One of the most significant developments for Enterprise 2.0 happened last week when Google Apps Marketplace announced that it would be standardizing on OpenID.
Google is leveraging its strength as an identity provider to create a single sign-on ecosystem for third party applications and enterprise customers. This does not mean that we will see immediate adoption of single sign-on across the enterprise landscape. But it does represent a shift that will lead to more seamless application integrations, platform diversity and a sizable community of enterprise customers.

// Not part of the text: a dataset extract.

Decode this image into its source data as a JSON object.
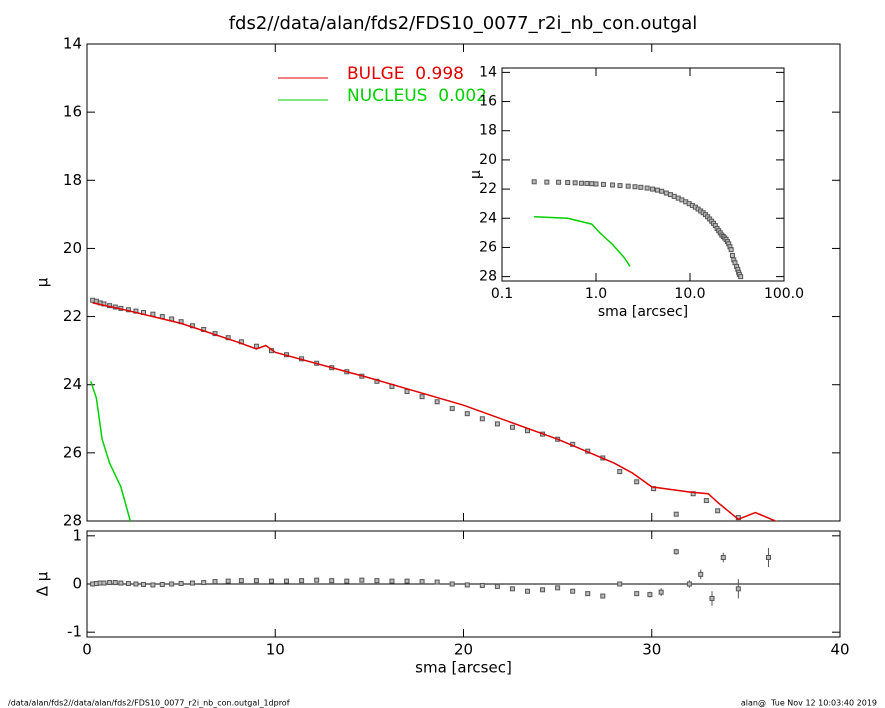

Today, we spent some time talking with Vatsal Sonecha, vice president of TriCipher who gave some perspectives about the impacts of the Google announcement and what it means for the enterprise marketplace. TriCipher offers MyOneLogin, an OpenID service.
OpenID Means Choice
Google Apps Marketplace is the first major platform to adopt OpenID. Salesforce.com AppsExchange provides support for developers that integrate federated identity but they do not have it standardized across the platform. Microsoft has not adopted OpenID. Google’s move means that competing platforms will have to consider entering the OpenID ecosystem. As more platforms do adopt OpenID, the aggregate user base will diversify and grow. Platforms that do not adopt OpenID will have to convince the market that its proprietary network is more robust and valuable than all the rest.
A Critical Mass of Users
Service providers now have a potential critical mass of users. They are beginning to adopt OpenID but now they have further incentives. The dynamics of demand aggregation now come into play. With a universal identity foot print, a service provider may now reach deeper into the enterprise.
The Cloud and OpenID
Cloud computing makes it easier for companies to adopt OpenID. Services like MyOneLogin and OneLogin provide infrastructure for security authentication markup language (SAML) integration and single-sign on with multi-factor authentication. The identity services provider becomes a hub that keeps track of updates, new protocols and the other issues that come with keeping up to date with federated identity technicalities. With the services in place and a marketplace to explore, service providers will greet an already qualified customer. These customers will be ready to buy without concerns about registering new user names and passwords. It’s like a club. You join once. That’s it.
Watch the Carriers
According to Sonecha , the carriers have a material advantage if they decide to offer OpenID. They have a user base. They understand how to manage scalable systems. And they never worry about capital expenditures. They may borrow a sheet from Google and open their own marketplace or next generation service catalogs.